Open mquan opened 12 years ago
Do you have code reloading turned on?
I don't know what that feature is, so I assume no. I just use it the way the doc instructs:
parser = Less::Parser.new tree = parser.parse("/* my less code */") #this here causes leakage css = tree.to_css
There are a couple things that it could be
Remember that you have a completely separate virtual machine living inside your ruby process. By default, the V8 interpreter will not even start garbage collecting javascript objects until it has allocated something like 256MB of memory. This can be magnified if those js objects reference ruby objects.
Do you see your usage grow or does it plateau after a certain point?
On Feb 16, 2012, at 1:44 PM, Quan Nguyen wrote:
I don't know what that feature is, so I assume no. I just use it the way the doc instructs:
parser = Less::Parser.new tree = parser.parse("/* my less code */") #this here causes leakage css = tree.to_css
Reply to this email directly or view it on GitHub: https://github.com/cowboyd/less.rb/issues/20#issuecomment-4007876
Without the parse method, the oink log reach constant memory usage very quickly. When it's used, the memory usage keeps rising at very predictable rate. The leakage is about 300k per call on fairly large LESS code.
On Feb 16, 2012, at 9:02 PM, Quan Nguyen wrote:
Without the parse method, the oink log reach constant memory usage very quickly. When it's used, the memory usage keeps rising at very predictable rate. The leakage is about 300k per call on fairly large LESS code.
What is the highest bound you've seen it reach?
I deployed my app on a heroku dyno, which has 522Mb. The app has about 250Mb when started and memory is maxed out very quickly. I have to restart the app every 30mins or so.
Just curious if there is an update or any further suggestions to this, I'm observing the same behavior that @mquan reported with respect to memory growth.
@mbuckbee I ditched this and just compile less client side, not sure if this fits your problem
@mquan it is an approach I'm considering. Also, I assume that this was for Lavish (which I added as item number 212 over here: http://www.bootstraphero.com/the-big-badass-list-of-twitter-bootstrap-resources)
I get this memory leak also, and there seems to be no limit to the amount it gobbles up, i have 16GB and took it all in about 4 hours of working on the less files in my rails app.
After restarting rails it drops the memory its using fine, and all is nice and fast again.
If i can give anyone any useful information please let me know what would help.

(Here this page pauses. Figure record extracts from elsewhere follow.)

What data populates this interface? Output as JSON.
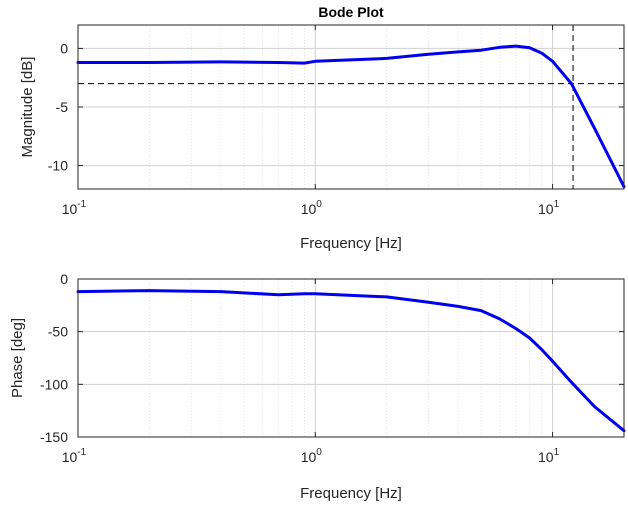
{
  "chart_data": [
    {
      "type": "line",
      "title": "Bode Plot",
      "xlabel": "Frequency [Hz]",
      "ylabel": "Magnitude [dB]",
      "xscale": "log",
      "xlim": [
        0.1,
        20
      ],
      "ylim": [
        -12,
        2
      ],
      "yticks": [
        0,
        -5,
        -10
      ],
      "xticks": [
        {
          "base": "10",
          "exp": "-1"
        },
        {
          "base": "10",
          "exp": "0"
        },
        {
          "base": "10",
          "exp": "1"
        }
      ],
      "grid": true,
      "series": [
        {
          "color": "#0000ee",
          "x": [
            0.1,
            0.2,
            0.4,
            0.7,
            0.9,
            1.0,
            2.0,
            3.0,
            4.0,
            5.0,
            6.0,
            7.0,
            8.0,
            9.0,
            10.0,
            12.0,
            15.0,
            20.0
          ],
          "y": [
            -1.2,
            -1.2,
            -1.15,
            -1.2,
            -1.25,
            -1.1,
            -0.85,
            -0.5,
            -0.3,
            -0.15,
            0.1,
            0.2,
            0.05,
            -0.4,
            -1.1,
            -3.0,
            -6.8,
            -11.8
          ]
        }
      ],
      "reference_lines": {
        "horizontal_y": -3,
        "vertical_x": 12.2
      }
    },
    {
      "type": "line",
      "title": "",
      "xlabel": "Frequency [Hz]",
      "ylabel": "Phase [deg]",
      "xscale": "log",
      "xlim": [
        0.1,
        20
      ],
      "ylim": [
        -150,
        0
      ],
      "yticks": [
        0,
        -50,
        -100,
        -150
      ],
      "xticks": [
        {
          "base": "10",
          "exp": "-1"
        },
        {
          "base": "10",
          "exp": "0"
        },
        {
          "base": "10",
          "exp": "1"
        }
      ],
      "grid": true,
      "series": [
        {
          "color": "#0000ee",
          "x": [
            0.1,
            0.2,
            0.4,
            0.7,
            0.9,
            1.0,
            2.0,
            3.0,
            4.0,
            5.0,
            6.0,
            7.0,
            8.0,
            9.0,
            10.0,
            12.0,
            15.0,
            20.0
          ],
          "y": [
            -12,
            -11,
            -12,
            -15,
            -14,
            -14,
            -17,
            -22,
            -26,
            -30,
            -38,
            -47,
            -56,
            -67,
            -78,
            -98,
            -121,
            -144
          ]
        }
      ]
    }
  ]
}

I am sure a bunch of people are experiencing this and not realising what it is.
Many thanks
You have a couple of options 1) make sure you are using the latest version of therubyracer (currently 0.11.4) 2) set V8 resource constraints before using parsing your less files
thanks cowboyd
I have updated to the latest rubyracer and added the following as a initialiser in rails
constraints = V8::C::ResourceConstraints.new constraints.set_max_young_space_size 64 * 1024 * 1024 # 64M constraints.set_max_old_space_size 64 * 1024 * 1024 # 64M constraints.set_max_executable_size 16 * 1024 * 1024 # 16M V8::C::SetResourceConstraints(constraints)
the issue is still there, if i update a less file and refresh the browser (development env) then i get a bump in memory on the rails process of about 90mb per refresh.
As i am updating css in less and refreshing often this is a major issue very quickly.
Any help much appreciated.
I have a rails app that dynamically compiles less to css based on user inputs and have noticed significant memory leakage that crashes the app after running for about 30 minutes. Using the oink gem, I was able to pinpoint the cause, which is the parse method that creates the Less::Tree. The memory leak occurs even before calling to_css
It seems like something isn't deallocated properly and I just wonder if there's any hook for me to manually destroy everything created by the parse method.